BAB I PENDAHULUAN 1.1 KONTEKS MASALAH - Pola Komunikasi Keluarga Dalam Pengambilan Keputusan Perkawinan Usia Remaja (Studi kasus pola komunikasi keluarga dalam pengambilan keputusan perkawinan usia remaja di Desa Sei Semayang, Kecamatan Sunggal, Kabupaten

BAB I PENDAHULUAN

1.1 KONTEKS MASALAH

  Komunikasi adalah hubungan kontak antar dan antara manusia, baik individu maupun kelompok. Dalam kehidupan sehari-hari disadari atau tidak komunikasi adalah bagian dari kehidupan manusia. Setiap orang hidup dalam masyarakat, sejak bangun tidur sampai tidur lagi manusia senantiasa terlibat dalam komunikasi. Bahkan manusia dilahirkan sudah berkomunikasi dengan lingkungannya.

  Lingkungan pertama seorang anak mengenal orang-orang di sekitarnya sebelum berafiliasi ke masyarakat secara luas adalah lingkungan keluarga. Keluarga merupakan tempat dimana anak berinteraksi sosial dengan orang tua yang paling lama. Keluarga adalah unit terkecil dari masyarakat yang terdiri atas bapak, ibu, anak dan lain-lain (kakek, nenek dan sebagainya) yang hidup dibawah satu atap dan saling berhubungan (Kertamuda, 2009:47).

  Secara psikologis keluarga adalah sekumpulan orang yang hidup bersama dalam tempat tinggal bersama dan masing-masing anggota merasakan adanya pertautan batin sehingga terjadi saling mempengaruhi, saling memperhatikan dan saling meyerahkan diri. Pengertian keluarga secara umum menurut Friedman dan Suprajitno, keluarga merupakan kumpulan dua orang atau lebih yang saling hidup bersama dengan ketertarikan aturan emosional dan memiliki peran masing-masing yang merupakan bagian dari keluarga (Solaeman, 1994:5-10).

  Komunikasi dalam keluarga dapat berlangsung secara timbal balik dan silih berganti, bisa dari orang tua ke anak atau dari anak ke orang tua, atau dari anak ke anak. Awal terjadinya komunikasi karena ada suatu pesan yang ingin disampaikan. Siapa yang berkepentingan untuk menyampaikan suatu pesan berpeluang untuk memulai komunikasi, yang tidak berkepentingan untuk meyampaikan suatu pesan cenderung menunda komunikasi.

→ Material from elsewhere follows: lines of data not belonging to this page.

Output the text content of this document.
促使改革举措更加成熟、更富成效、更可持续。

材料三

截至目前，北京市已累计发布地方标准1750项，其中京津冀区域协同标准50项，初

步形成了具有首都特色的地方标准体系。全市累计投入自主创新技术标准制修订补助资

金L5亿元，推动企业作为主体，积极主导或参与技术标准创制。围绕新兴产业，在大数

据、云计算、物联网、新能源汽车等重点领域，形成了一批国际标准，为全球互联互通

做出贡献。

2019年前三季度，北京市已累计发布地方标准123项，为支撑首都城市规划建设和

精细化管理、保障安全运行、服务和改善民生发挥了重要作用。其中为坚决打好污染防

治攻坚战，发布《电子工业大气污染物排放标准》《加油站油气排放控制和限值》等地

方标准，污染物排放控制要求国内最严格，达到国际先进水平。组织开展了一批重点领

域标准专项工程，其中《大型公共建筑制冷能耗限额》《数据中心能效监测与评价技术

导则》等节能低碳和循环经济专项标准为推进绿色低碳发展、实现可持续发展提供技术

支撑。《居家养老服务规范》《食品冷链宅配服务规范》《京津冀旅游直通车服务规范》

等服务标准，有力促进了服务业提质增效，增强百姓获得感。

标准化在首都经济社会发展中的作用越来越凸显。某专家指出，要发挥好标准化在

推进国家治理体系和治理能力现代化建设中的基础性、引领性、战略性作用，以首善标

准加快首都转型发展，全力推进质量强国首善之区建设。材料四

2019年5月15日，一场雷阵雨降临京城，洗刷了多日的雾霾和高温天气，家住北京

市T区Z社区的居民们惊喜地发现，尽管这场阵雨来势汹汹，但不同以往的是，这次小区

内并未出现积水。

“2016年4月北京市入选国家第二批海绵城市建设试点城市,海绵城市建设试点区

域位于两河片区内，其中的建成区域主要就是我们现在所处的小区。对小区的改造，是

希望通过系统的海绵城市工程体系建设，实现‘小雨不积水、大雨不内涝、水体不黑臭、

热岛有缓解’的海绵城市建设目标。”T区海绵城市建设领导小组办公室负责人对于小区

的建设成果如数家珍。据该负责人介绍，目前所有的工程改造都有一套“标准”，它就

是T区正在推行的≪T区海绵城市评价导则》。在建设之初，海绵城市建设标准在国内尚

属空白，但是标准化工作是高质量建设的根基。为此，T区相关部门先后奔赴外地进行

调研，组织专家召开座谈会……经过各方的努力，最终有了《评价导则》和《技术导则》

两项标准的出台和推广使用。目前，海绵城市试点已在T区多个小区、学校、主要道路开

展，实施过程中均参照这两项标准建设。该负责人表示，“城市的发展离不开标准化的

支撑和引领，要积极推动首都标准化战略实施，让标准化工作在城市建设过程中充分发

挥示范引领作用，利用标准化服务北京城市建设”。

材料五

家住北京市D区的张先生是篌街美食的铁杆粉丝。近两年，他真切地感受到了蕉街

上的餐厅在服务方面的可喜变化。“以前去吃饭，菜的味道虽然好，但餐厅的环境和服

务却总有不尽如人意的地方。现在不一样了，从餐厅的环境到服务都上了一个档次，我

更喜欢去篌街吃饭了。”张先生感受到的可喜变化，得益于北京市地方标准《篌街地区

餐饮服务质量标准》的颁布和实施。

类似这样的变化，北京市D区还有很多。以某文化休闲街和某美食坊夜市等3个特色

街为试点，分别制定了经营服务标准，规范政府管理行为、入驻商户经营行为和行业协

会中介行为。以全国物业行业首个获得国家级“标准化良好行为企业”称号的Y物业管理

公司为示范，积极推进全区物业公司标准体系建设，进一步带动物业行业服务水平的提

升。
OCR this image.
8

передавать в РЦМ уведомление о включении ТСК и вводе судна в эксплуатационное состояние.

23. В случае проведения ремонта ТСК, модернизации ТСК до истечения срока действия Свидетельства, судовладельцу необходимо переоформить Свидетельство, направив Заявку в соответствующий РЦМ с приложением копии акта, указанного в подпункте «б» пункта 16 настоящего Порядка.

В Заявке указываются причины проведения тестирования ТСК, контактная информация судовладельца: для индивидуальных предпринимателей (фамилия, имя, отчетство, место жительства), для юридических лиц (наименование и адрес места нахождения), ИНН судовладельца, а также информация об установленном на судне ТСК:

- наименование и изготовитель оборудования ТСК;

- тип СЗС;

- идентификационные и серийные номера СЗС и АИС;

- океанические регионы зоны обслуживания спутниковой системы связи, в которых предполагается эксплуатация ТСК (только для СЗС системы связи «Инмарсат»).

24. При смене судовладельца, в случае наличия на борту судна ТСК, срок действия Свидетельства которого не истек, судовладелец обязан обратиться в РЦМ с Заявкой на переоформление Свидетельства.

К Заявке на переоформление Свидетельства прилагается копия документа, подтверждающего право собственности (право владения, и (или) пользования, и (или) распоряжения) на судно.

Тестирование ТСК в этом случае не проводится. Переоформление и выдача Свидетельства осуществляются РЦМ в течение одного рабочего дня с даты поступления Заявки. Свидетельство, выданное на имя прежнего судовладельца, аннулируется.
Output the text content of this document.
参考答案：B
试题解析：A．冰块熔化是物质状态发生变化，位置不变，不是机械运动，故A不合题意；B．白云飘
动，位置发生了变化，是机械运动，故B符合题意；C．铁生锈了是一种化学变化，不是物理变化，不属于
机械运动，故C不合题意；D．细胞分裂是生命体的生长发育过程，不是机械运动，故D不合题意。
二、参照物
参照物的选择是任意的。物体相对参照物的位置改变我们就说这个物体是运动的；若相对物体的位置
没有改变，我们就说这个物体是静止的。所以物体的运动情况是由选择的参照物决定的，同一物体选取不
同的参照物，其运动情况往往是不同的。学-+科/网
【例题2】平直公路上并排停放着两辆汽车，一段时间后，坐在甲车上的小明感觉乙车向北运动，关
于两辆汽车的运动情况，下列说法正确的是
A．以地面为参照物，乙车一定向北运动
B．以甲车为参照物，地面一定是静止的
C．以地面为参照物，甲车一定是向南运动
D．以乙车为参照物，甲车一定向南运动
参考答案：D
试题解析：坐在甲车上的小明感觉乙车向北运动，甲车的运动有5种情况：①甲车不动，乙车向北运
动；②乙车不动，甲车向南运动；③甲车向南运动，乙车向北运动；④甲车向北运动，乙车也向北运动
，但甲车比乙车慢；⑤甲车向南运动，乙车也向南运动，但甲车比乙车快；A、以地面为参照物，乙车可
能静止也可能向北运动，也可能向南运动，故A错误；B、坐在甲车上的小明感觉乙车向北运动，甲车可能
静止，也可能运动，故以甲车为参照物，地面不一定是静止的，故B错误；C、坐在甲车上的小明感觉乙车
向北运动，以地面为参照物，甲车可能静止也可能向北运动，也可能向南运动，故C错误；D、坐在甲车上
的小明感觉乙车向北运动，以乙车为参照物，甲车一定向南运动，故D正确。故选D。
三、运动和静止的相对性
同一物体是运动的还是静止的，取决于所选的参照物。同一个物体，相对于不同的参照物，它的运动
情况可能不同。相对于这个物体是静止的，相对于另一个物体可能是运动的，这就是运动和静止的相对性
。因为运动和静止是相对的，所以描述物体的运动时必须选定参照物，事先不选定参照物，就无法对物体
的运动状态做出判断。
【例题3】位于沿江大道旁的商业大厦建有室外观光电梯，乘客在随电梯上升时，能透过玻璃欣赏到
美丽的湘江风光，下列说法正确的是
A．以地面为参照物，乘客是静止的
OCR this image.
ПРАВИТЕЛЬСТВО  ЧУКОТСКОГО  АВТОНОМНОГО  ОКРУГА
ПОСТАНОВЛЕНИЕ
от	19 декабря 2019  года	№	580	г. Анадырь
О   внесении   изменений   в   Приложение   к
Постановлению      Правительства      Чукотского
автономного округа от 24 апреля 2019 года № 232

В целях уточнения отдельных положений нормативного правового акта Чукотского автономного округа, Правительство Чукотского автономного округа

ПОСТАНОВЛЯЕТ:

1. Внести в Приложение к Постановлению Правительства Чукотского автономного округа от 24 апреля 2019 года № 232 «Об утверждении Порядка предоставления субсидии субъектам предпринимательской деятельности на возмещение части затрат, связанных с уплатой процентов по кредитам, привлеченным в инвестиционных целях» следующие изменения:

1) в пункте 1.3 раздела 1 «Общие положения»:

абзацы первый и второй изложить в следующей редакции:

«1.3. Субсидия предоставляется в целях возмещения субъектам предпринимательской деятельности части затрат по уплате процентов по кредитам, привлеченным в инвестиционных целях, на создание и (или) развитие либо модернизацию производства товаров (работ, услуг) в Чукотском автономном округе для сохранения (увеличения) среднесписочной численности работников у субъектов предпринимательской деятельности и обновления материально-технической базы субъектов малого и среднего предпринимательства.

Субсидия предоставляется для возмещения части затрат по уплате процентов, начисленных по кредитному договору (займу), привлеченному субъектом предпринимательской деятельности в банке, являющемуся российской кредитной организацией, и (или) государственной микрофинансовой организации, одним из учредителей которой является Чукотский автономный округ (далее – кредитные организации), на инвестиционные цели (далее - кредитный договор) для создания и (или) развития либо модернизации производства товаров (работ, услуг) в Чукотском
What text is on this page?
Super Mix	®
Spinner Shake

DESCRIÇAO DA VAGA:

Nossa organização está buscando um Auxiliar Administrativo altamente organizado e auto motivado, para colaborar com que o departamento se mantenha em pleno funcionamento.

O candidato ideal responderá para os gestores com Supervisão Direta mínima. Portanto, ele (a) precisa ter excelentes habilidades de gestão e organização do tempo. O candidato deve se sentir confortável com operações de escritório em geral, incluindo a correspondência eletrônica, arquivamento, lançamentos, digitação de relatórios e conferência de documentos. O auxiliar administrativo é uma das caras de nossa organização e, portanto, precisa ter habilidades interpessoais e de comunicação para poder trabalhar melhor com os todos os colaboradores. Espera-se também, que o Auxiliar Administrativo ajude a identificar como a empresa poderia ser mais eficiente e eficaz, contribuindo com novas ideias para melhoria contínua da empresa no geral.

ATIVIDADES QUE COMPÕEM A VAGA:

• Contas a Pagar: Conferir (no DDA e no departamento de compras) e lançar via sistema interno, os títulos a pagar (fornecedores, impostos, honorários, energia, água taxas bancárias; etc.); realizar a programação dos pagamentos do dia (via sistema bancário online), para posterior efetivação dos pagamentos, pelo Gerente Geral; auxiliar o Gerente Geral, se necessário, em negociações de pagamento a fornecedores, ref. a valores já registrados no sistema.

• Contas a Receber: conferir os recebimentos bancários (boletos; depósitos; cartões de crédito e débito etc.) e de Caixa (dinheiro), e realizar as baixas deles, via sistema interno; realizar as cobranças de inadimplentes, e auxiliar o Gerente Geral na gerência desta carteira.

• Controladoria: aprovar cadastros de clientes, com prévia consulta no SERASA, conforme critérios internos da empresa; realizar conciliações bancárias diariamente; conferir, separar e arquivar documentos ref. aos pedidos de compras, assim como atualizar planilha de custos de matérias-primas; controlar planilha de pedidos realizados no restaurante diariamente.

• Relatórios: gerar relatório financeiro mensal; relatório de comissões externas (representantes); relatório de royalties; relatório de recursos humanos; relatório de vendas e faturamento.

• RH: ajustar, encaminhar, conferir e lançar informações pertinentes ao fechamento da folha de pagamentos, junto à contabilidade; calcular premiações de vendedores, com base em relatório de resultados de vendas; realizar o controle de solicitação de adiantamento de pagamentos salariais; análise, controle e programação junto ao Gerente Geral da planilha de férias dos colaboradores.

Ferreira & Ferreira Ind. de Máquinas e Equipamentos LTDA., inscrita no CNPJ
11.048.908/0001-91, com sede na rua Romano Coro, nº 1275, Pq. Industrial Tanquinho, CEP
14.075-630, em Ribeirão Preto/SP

  Komunikasi berpola stimulus-respons adalah model komunikasi yang masih terlihat dalam kehidupan keluarga. Komunikasi seperti ini terjadi pada saat orang tua mengasuh bayi. Orang tua lebih aktif dan kreatif memberikan stimulus (rangsangan), sementara bayi berusaha memberikan respons (tannggapan). Pola komunikasi stimulus-respons berbeda dengan pola komunikasi interaksional. Dalam pola komunikasi interaksional, kedua belah pihak yang terlibat dalam komunikasi sama-sama aktif dan kreatif dalam menciptakan arti terhadap ide atau gagasan yang disampaikan via pesan, sehingga jalannya komunikasi terkesan lebih dinamis dan komunikatif (Djamarah, 2004:2).

  Pola komunikasi yang dibangun akan mempengaruhi pola asuh orang tua. Dengan pola komunikasi yang baik diharapkan akan tercipta pola asuh yang baik pula. Kegiatan pengasuhan anak akan berhasil dengan baik jika pola komunikasi yang tercipta dihiasi dengan cinta dan kasih sayang dengan memposisikan anak sebagai subyek yang harus dibina, dibimbing, di didik dan bukan sebagai objek semata. Oleh karena itu, kehidupan keluarga yang harmonis perlu dibangun di atas dasar sistem interaksi yang kondusif sehingga pendidikan dapat berlangsung dengan baik dan terciptanya hubungan akrab dalam keluarga.

  Hubungan baik yang tercipta dalam sebuah keluarga dipengaruhi oleh beberapa faktor misalnya, faktor pendidikan, kasih sayang, profesi, pemahaman terhadap norma agama dan mobilitas orang tua. Hubungan baik antara orang tua dan anak tidak hanya di ukur dengan pemenuhan kebutuhan materiil saja, tetapi kebutuhan mental spiritual merupakan ukuran keberhasilan dalam menciptakan hubungan tersebut. Kasih sayang yang diberikan orang tua terhadap anaknya adalah faktor yang sangat penting dalam keluarga. Tidak terpenuhinya kebutuhan kasih sayang dan seringnya orang tua tidak berada dirumah menyebabkan hubungan dengan anaknya kurang intim.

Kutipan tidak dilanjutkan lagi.